A previous PSC order set an expectation – not a requirement – that coal-fired power plants need to achieve at least a 69% capacity factor when economically feasible in order for in-state electric companies to self-generate power and reduce reliance on purchased power from PJM.

During a meeting last summer of the state Public Energy Authority, a representative of Appalachian Power said that operating their three coal-fired power plants at a 69% capacity factor would have resulted in $240.4 million in additional fuel costs that likely would have been passed on to customers.

“Various aspects of the bill unrelated to the microgrid provisions will lead to rate increases for our customers, amounting to millions of dollars,” Walker said in his Wednesday statement. “One of the most concerning outcomes is increased costs associated with the provision related to coal procurement and plant operations. While we understand that this is not the intended effect of the bill sponsors, it is a reality of how the bill is written.”

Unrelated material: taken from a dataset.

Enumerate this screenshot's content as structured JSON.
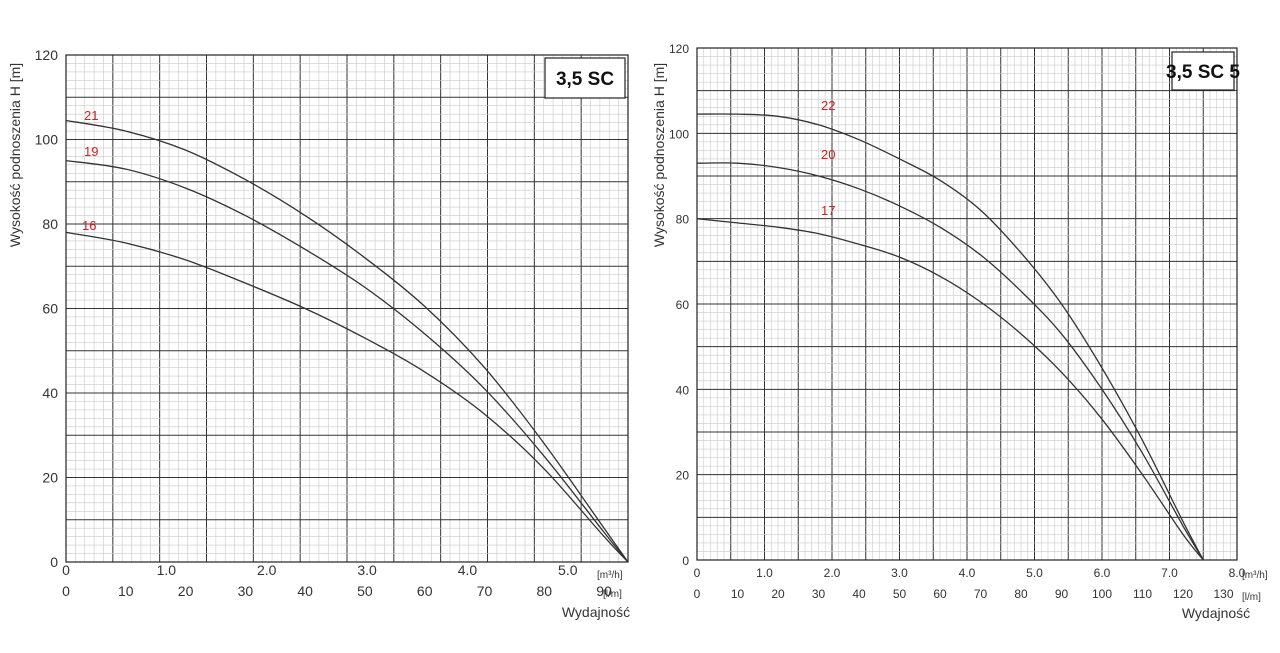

“We are also deeply concerned about House Bill 2014, which includes provisions that would add uncertainty and delay to long-term generation planning, threatening reliability and economic growth,” Boye said.

However, the committee substitute for HB 2014 removed the requirement for the 69% capacity factor. It also changed the requirement for a 45-day supply of coal to an average annual minimum of 30 days.

“We modified that to include a 30-day rolling average,” Riley said. “I don’t want to speak for the utilities, but I think they felt a lot more comfortable with that. Again, this is about creating an opportunity and protecting our rate payers. In the end, if we get these data centers or these manufacturers to locate here, it ultimately provides more dollars over fixed asset costs, which lessens the impact to ratepayers.”

The committee substitute for HB 2014 also would create an Electronic Grid Stabilization and Security Fund to provide support for electric grid stabilization for regulated utilities and grid security. Some of the funding for this would come from the ad valorem property taxes generated by data centers after taking into account local county bonds and levies.

Tax revenue would be split between the new Electronic Grid Stabilization and Security Fund (15%), with 55% going to the Personal Income Tax Reduction Fund, 10% going into the Economic Development Closing and Promotion Fund, 5% going into the Water Development Authority’s Economic Enhancement Grant Fund, 5% going into the Low Income Energy Assistance Program administered by Department of Human Services, and the remaining 10% going back into the general revenue fund.

Pepper said he was not a fan of creating an Electronic Grid Stabilization and Security Fund, calling it a “slush fund” for electric utilities.

“The so-called ‘Electronic Grid Stabilization and Security Fund’ is straight-up a slush fund,” Pepper said. “My read of the bill is that the money can only be used for power plants and their connected big power lines and can’t be used for the local distribution lines. There are few, if any, interruptions due to power plants, so that fund should focus solely on the real issue at hand – local power lines and helping people have backup power – until there is a basis for the hypothetical issue of power plants needing taxpayer dollars.”

HB 2014 was on first reading Friday and could be up for passage as early as Tuesday, meeting the Wednesday Crossover Day deadline.